With Crown and defence closing arguments and instructions from Judge Robin Baird complete, the jury in Kevin Douglas Addison’s trial is deliberating whether he’s guilty of murder.
In B.C. Supreme Court Tuesday, Baird told jurors that Addison, 49, is charged with the first degree murders of Michael Lunn and Fred McEachern and attempted murders of Earl Kelly and Tony Sudar. The charges stem from an April 30, 2014 shooting at Western Forest Products’ mill in downtown Nanaimo
Prior to instructing jurors, Baird summarized Crown and defence cases and said there was common ground.
It was clear, Baird said, that on the day of the incident, Addison walked from his residence on Kennedy Street to the mill on 31 Port Dr. He had a modified 12-gauge shotgun concealed within the right leg of his blue jeans.
When Addison arrived on site, he shot and killed Lunn and entered the plant’s administration office where the shotgun was fired a number of times, which resulted in McEachern’s death and injuries to Kelly and Sudar.
Baird told jurors that during Addison’s testimony, he admitted to shooting and killing Lunn without provocation, however he claimed that he had no intent to kill.
Addison also acknowledged that McEachern was killed and Kelly was injured from shots from his shotgun, although he claimed the discharge of shots was unintentional. The gun went off twice when Addison was struggling with Andy Vanger, a mill manager.
Addison also denied that he shot at, or intended to kill Sudar and conceded that Sudar must have been hit by discharge from the gun, but Addison said he did not point it or shoot it at Sudar. He said he didn’t recall any aspect of the situation that might have resulted in a shot being fired in a northerly direction.

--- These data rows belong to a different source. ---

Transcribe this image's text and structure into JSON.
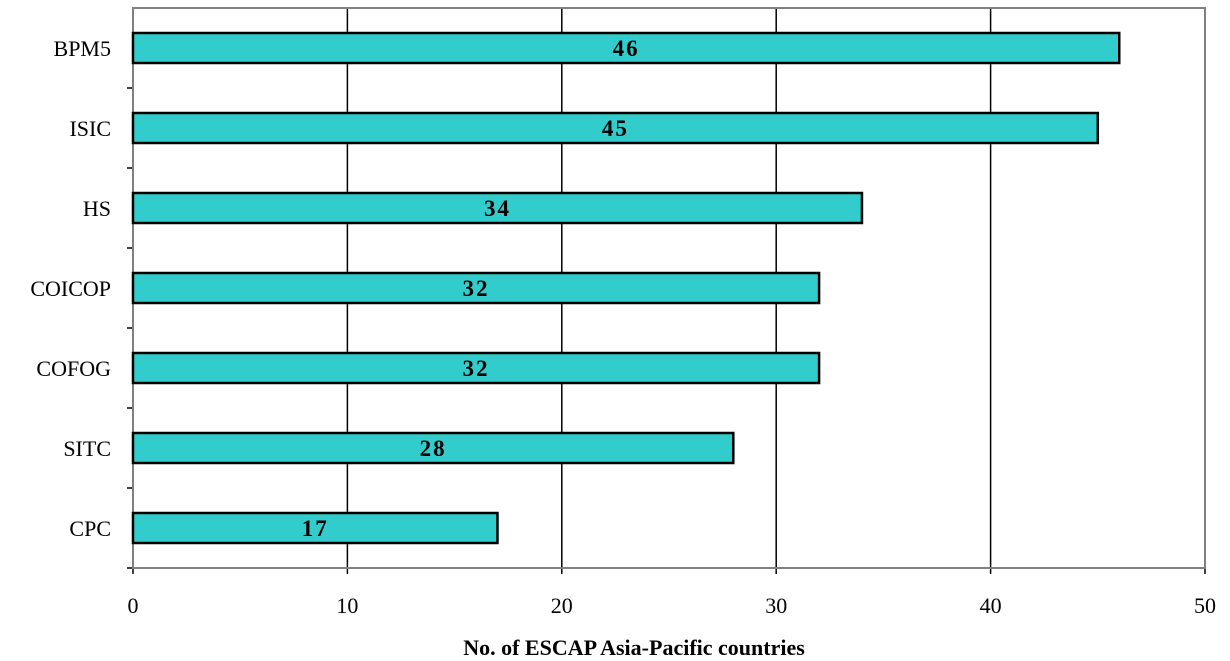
{
  "chart_data": {
    "type": "bar",
    "orientation": "horizontal",
    "categories": [
      "BPM5",
      "ISIC",
      "HS",
      "COICOP",
      "COFOG",
      "SITC",
      "CPC"
    ],
    "values": [
      46,
      45,
      34,
      32,
      32,
      28,
      17
    ],
    "data_labels": [
      "46",
      "45",
      "34",
      "32",
      "32",
      "28",
      "17"
    ],
    "title": "",
    "xlabel": "No. of ESCAP Asia-Pacific countries",
    "ylabel": "",
    "xlim": [
      0,
      50
    ],
    "xticks": [
      "0",
      "10",
      "20",
      "30",
      "40",
      "50"
    ],
    "grid": "vertical",
    "legend": "none",
    "colors": {
      "bar_fill": "#33CCCC",
      "bar_stroke": "#000000",
      "grid": "#000000",
      "frame": "#808080"
    }
  }
}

Baird said it was Crown’s summation that Addison was suffering from depression, but he knew what he was doing and acted with “precision and deliberation.” Addison had a long-standing grudge against Western Forest Products and in particular, Lunn, McEachern and Vanger. Addison was under the impression Lunn, a mill union representative, had failed to adequately represent him in grievances against the mill. Addison thought Lunn and Vanger had made a deal to ensure he wouldn’t be hired back after a 2008 mill closure. Addison thought McEachern had tried to obstruct him from getting a job as a cut-off saw operator around 2008, preferring to hire more junior workers, including the plant manager’s son. Addison also learned that McEachern was doing union work that Addison thought he should’ve been recalled to do.
Baird said the Crown is arguing that this added to his sense of injustice. Over the years, the profound sense of disillusionment turned to anger and then murder. The shootings were entirely intentional and motivated by a desire for revenge. The shootings were planned and deliberate, including the sawing off the barrel of his shotgun, cutting off the stock and cutting a hole in his jeans’ pocket all in an effort to approach the mill site undetected. He even filed the barrel so it wouldn’t scratch his leg. Addison grabbed a handful of additional cartridges, which Crown argued is evidence of his intention to reload the shotgun during his planned rampage, if it became necessary.
During closing arguments yesterday, John Gustafson, Addison’s legal counsel, said his client didn’t knowingly commit murder and should be convicted of manslaughter.
Manslaughter, Baird told jurors, is defined as a homicide caused by a dangerous, unlawful act. Baird said he had no doubt that to shoot a 12-gauge shotgun at close range in an unprovoked manner at a person, on a mill site, is an unlawful act.
Gustafson isn’t asking for an outright acquittal on the charge involving Lunn or McEachern, but of guilty of manslaughter, Baird said.
The six-man, six-woman jury is currently sequestered during deliberations.